DAN SARKAR: Yeah, and I can totally see that because I think humans are. They definitely can be erratic in terms of their behavior, their moods, and so on and so forth. And to, to that point. Of course the bar is probably really high when we are trying to measure this AI versus humans because, in theory, humans are also probably making a lot of mistakes, but they're probably more lenient to aid versus when AI is making a mistake, and they're making a big deal of this. So definitely that's that. Something that, over time, needs to be straightened out. And I think more and more people will start using these AI systems. They were able to see the benefit of it.

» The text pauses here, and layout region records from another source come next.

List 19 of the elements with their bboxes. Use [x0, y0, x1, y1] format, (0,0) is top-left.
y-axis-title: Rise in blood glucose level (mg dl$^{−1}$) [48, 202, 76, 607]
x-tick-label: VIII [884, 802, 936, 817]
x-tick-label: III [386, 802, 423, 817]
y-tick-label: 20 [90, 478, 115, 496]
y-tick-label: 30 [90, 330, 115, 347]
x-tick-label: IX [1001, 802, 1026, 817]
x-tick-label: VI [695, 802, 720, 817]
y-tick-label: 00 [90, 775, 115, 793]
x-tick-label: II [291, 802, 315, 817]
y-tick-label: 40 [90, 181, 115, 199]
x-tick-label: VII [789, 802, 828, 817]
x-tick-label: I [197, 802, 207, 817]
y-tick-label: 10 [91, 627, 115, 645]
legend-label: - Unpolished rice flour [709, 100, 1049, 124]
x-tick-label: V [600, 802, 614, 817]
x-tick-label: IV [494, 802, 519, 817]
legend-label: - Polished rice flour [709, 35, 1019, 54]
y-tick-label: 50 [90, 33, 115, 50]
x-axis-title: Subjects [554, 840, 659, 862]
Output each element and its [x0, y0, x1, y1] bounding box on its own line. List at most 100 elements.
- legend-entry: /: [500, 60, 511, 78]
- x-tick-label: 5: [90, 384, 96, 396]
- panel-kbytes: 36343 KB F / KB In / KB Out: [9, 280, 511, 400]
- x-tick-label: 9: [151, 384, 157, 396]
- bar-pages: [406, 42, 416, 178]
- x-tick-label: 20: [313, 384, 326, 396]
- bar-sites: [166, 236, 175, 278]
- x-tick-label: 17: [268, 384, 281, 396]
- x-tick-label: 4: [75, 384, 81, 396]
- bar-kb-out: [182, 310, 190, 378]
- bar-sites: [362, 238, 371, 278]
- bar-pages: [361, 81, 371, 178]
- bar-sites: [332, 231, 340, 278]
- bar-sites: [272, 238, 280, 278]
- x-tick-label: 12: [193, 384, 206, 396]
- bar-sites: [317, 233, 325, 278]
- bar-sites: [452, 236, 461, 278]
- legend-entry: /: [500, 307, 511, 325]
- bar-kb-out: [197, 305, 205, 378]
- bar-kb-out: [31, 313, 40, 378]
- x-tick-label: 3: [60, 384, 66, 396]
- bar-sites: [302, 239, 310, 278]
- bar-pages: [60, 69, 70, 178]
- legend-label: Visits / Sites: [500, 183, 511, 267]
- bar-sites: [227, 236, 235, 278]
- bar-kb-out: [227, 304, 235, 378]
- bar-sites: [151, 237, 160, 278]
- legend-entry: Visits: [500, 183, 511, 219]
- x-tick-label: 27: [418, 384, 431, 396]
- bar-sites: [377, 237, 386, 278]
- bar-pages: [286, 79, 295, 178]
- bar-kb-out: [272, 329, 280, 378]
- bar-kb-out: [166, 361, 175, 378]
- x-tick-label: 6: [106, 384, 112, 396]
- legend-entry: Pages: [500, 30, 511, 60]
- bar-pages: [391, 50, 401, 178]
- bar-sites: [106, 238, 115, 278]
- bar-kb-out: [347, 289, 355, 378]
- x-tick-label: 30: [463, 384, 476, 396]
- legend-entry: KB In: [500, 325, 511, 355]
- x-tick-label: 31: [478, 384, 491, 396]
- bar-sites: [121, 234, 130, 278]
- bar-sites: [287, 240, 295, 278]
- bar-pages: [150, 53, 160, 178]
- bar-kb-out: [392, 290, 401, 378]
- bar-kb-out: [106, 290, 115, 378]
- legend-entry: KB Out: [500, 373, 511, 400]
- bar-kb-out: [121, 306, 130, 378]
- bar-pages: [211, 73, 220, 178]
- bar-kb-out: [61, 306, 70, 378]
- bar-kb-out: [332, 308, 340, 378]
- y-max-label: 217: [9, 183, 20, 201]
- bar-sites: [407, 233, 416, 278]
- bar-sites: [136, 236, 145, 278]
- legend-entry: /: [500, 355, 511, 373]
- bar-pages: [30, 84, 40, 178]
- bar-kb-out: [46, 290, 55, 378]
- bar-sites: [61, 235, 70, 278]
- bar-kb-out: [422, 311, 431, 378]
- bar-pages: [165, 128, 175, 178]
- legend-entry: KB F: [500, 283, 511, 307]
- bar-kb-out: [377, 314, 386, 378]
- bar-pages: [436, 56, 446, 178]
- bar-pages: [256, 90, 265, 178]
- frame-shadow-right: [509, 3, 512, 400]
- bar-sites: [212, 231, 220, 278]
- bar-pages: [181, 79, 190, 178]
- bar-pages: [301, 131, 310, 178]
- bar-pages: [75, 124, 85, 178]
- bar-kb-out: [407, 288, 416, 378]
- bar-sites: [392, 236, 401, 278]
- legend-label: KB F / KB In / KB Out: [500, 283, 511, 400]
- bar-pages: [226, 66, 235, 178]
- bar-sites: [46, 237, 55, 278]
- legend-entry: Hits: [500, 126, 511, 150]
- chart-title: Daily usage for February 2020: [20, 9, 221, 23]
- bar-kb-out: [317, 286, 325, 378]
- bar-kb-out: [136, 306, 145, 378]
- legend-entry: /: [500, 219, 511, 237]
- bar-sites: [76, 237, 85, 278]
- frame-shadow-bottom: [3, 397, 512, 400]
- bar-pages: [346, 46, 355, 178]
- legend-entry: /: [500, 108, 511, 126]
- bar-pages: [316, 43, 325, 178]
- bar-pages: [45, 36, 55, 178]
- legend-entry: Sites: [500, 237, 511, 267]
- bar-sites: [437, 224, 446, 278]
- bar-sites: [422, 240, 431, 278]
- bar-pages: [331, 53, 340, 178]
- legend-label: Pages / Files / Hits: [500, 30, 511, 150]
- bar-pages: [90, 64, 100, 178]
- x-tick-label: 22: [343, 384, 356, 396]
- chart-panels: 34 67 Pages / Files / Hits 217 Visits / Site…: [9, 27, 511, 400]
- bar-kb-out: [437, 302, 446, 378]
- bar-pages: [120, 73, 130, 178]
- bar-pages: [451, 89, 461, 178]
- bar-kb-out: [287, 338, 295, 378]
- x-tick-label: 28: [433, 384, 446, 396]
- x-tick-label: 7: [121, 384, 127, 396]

And more and more we can remove the fear, huh? Of that, hey, AI is going to. Create havoc and this and that type of thing. That's probably going to help that option. And maybe we won't be comparing it to a Utopia standard, but to that point, of course there is a difference, right? We know how the AI kind of works currently. It processes the information when it makes the logic when a large language model creates and finishes a sentence for it. What logic does it use versus a human when they think about something, how they used to perceive that, and how they approach it, right? So I think that part still. Not, it's the—that's the part of science and the technology and all the things that are happening today. Yes, the comparison probably is not fair. Huh. And I can totally see that. And I have seen this, of course, in my experience too, but, of course, if you put something, aim something higher, then that is this. AI systems will do a lot better job, and people will probably be less critical of these AI systems. Oh, it is making so many problems and so many errors, and so on and so forth. Rather, they would take that and try to incorporate it into their day-to-day life and make it much, make it more efficient. I would say the whole process.
TIM: Yeah, it'll be fascinating to see where things go in the next few years. Dan, if you could ask our next guest any question about hiring, what would you choose to ask them?
DAN SARKAR: So if I were to ask the next question, Shaina, about hiring. I would say, how would you strike a balance? Between objective hiring and some of the intuitions, huh? So that your hiring becomes really fair, transparent, and efficient.
TIM: Okay. That's a great question. Which I will level at the next guest, whoever that may be, at some point next week, and I'm looking forward to hearing what they say. Dan, it's been a great conversation today. Thank you so much for joining us and sharing all your insights with our audience.
DAN SARKAR: Thanks, Tim, for having me. It was a pleasure coming with you.